I’m hungry most days. Not because I don’t eat enough…more often because I don’t eat. I’ll realize at 3:00 in the afternoon that I’ve had nothing, or perhaps half a banana, all day. It’s not good for me. It’s certainly not helped me slim down–in fact, it’s had the opposite effect. I used to have good habits with food. I ate breakfast, lunch, and dinner each day and built in the right snacks. It kept the hunger pangs away and fueled my body effectively so that I was productive from morning til night. But, not maintaining some structure has made me aware that I’ve lost the desire for breakfast, feel drained by early afternoon, and often make poor food choices in the evening because I’m hungry.

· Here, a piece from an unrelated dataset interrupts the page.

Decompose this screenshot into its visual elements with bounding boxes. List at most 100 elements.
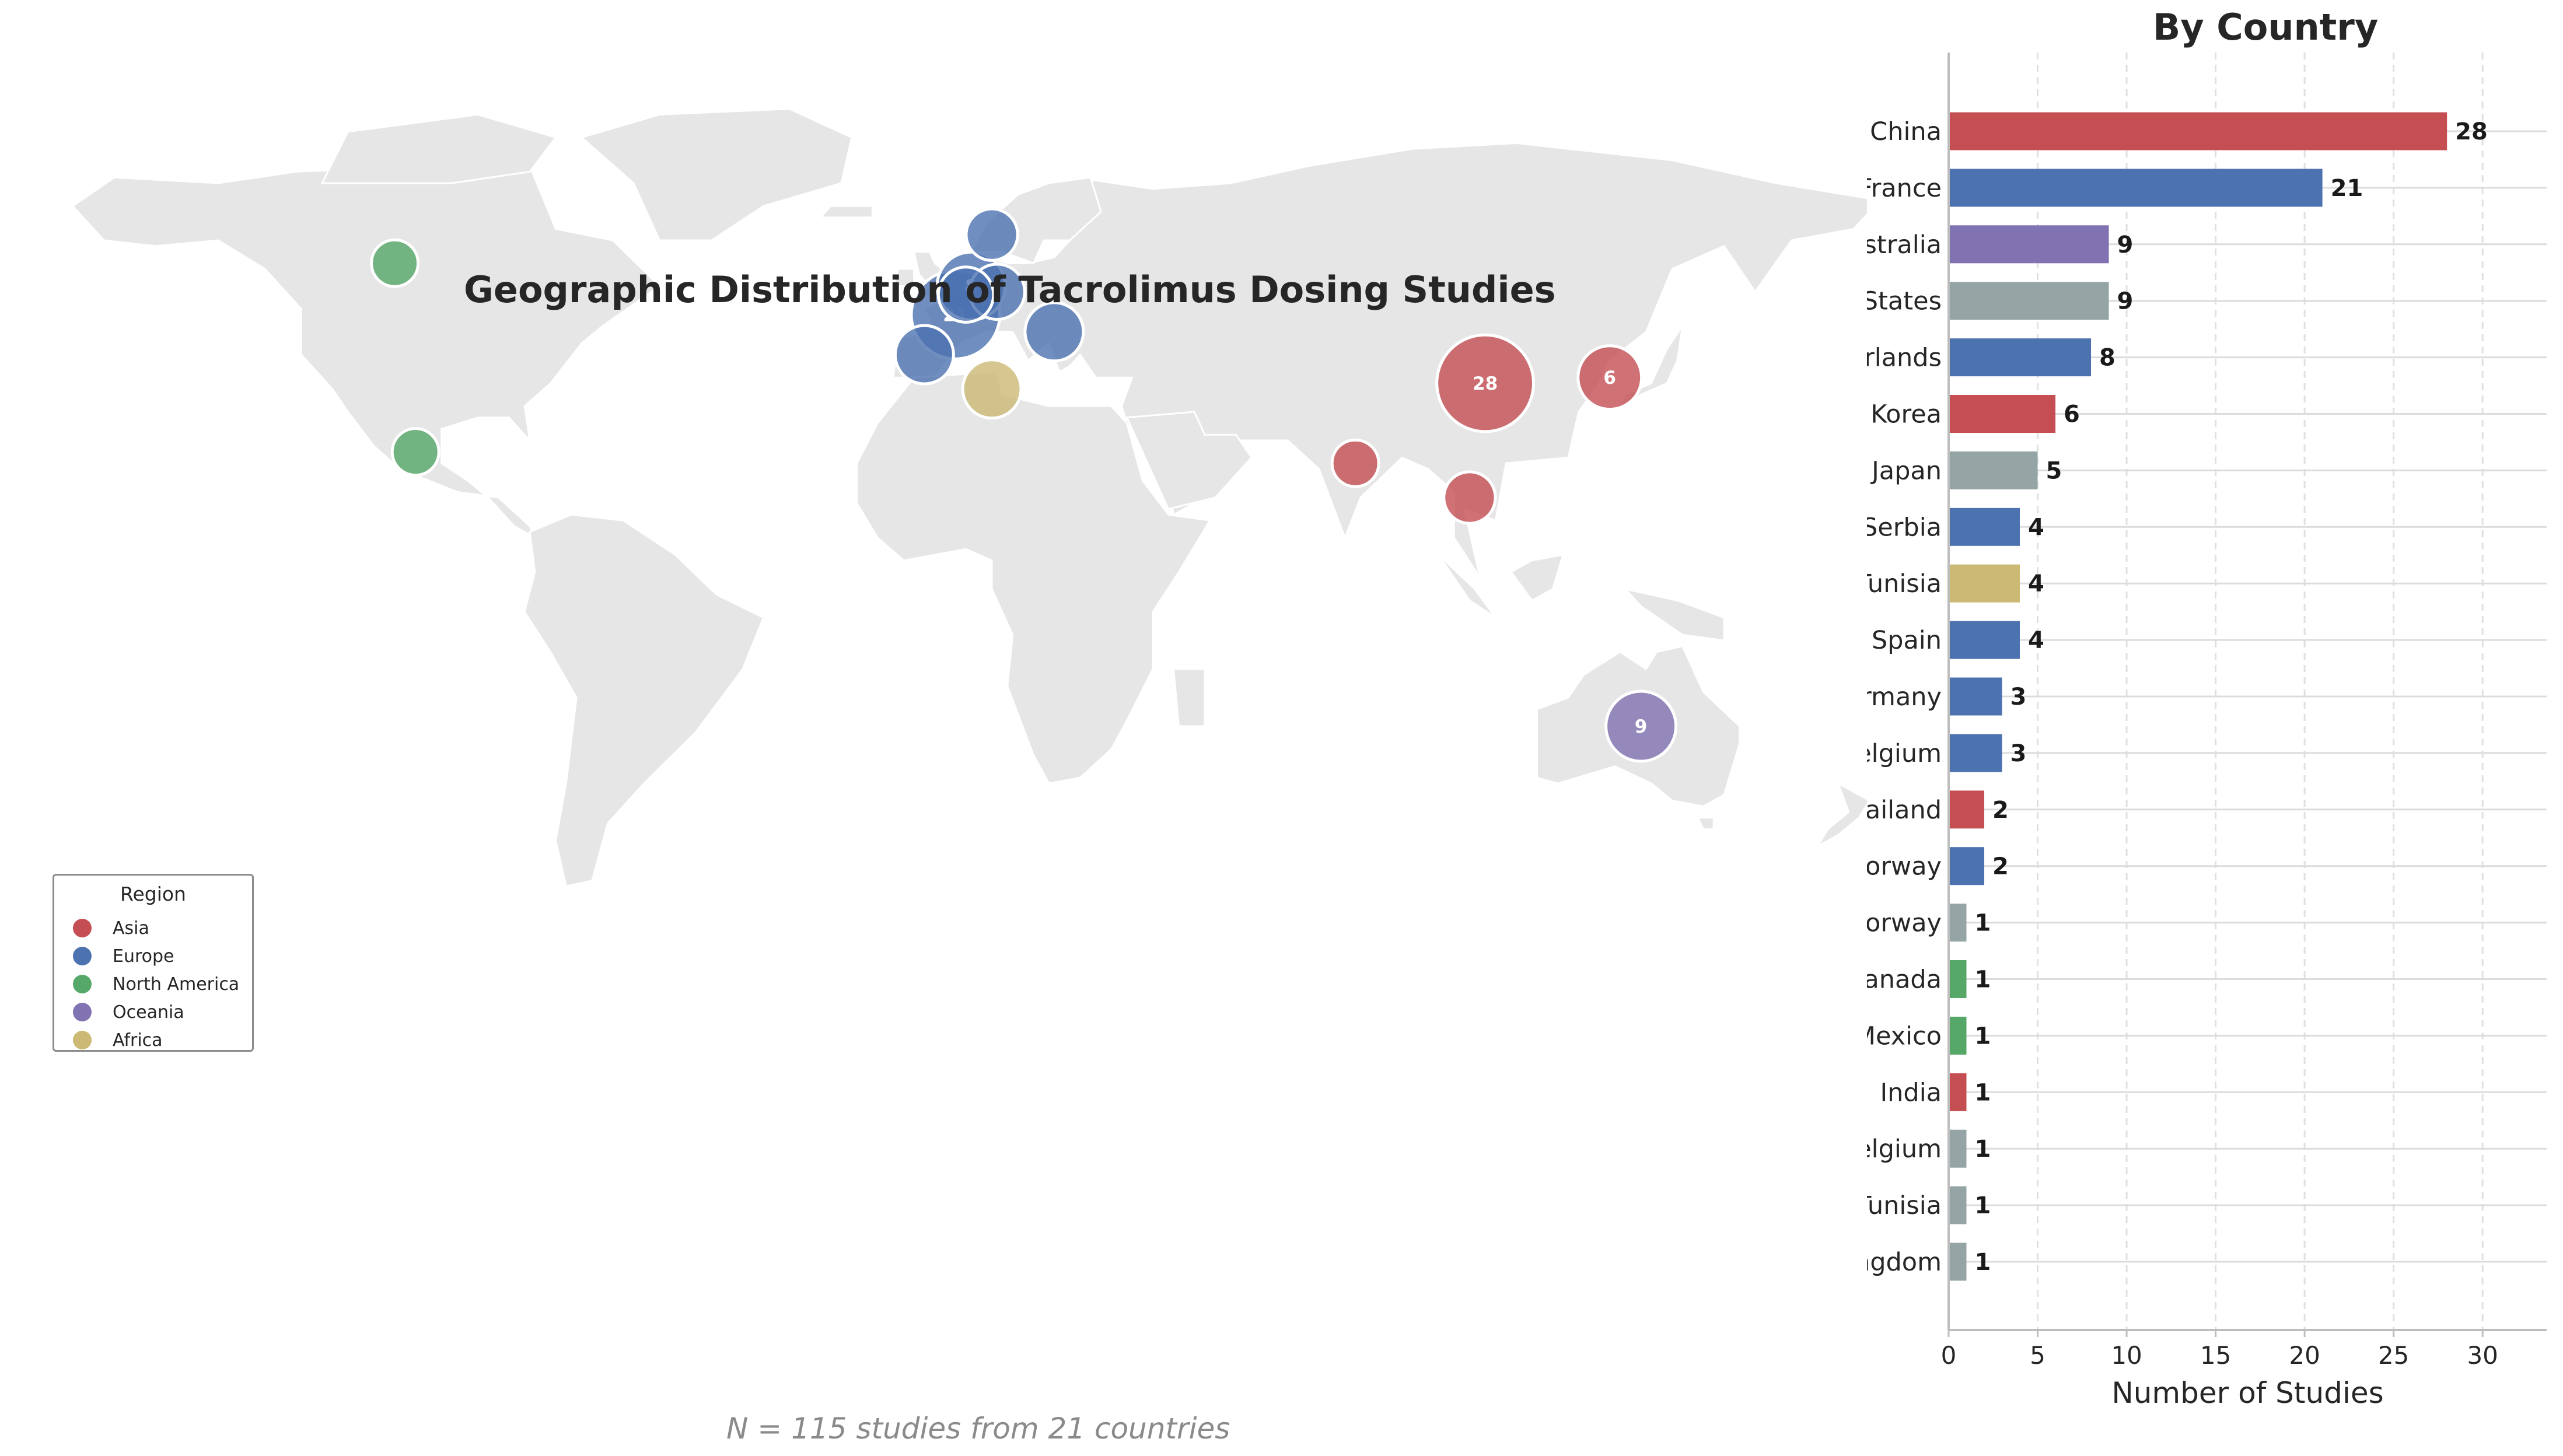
y-tick-label: Norway — [1867, 852, 1942, 881]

Ironically, my spirit has faced the same kind of neglect. I used to have steady devotion habits. Morning prayer time, steady appetite for reading inspirational books, being plugged in with small group and Bible study, and praying at the drop of a hat during the day. Like food, my lack of structure has left me feeling drained, untethered, and short on faith.
I think about my lax attitude towards food and remember that there are people starving the world over…even in my own city. And there are people in other countries being tortured for their secret devotion to Christ. I have no right to dismiss these gifts that others would cherish and make the most of.
I’m making some good strides in changing these things and with God’s help, I know I’ll get there. I want to be hungry again…for all the right reasons.
I know I’m not alone in this. What are you hungry for?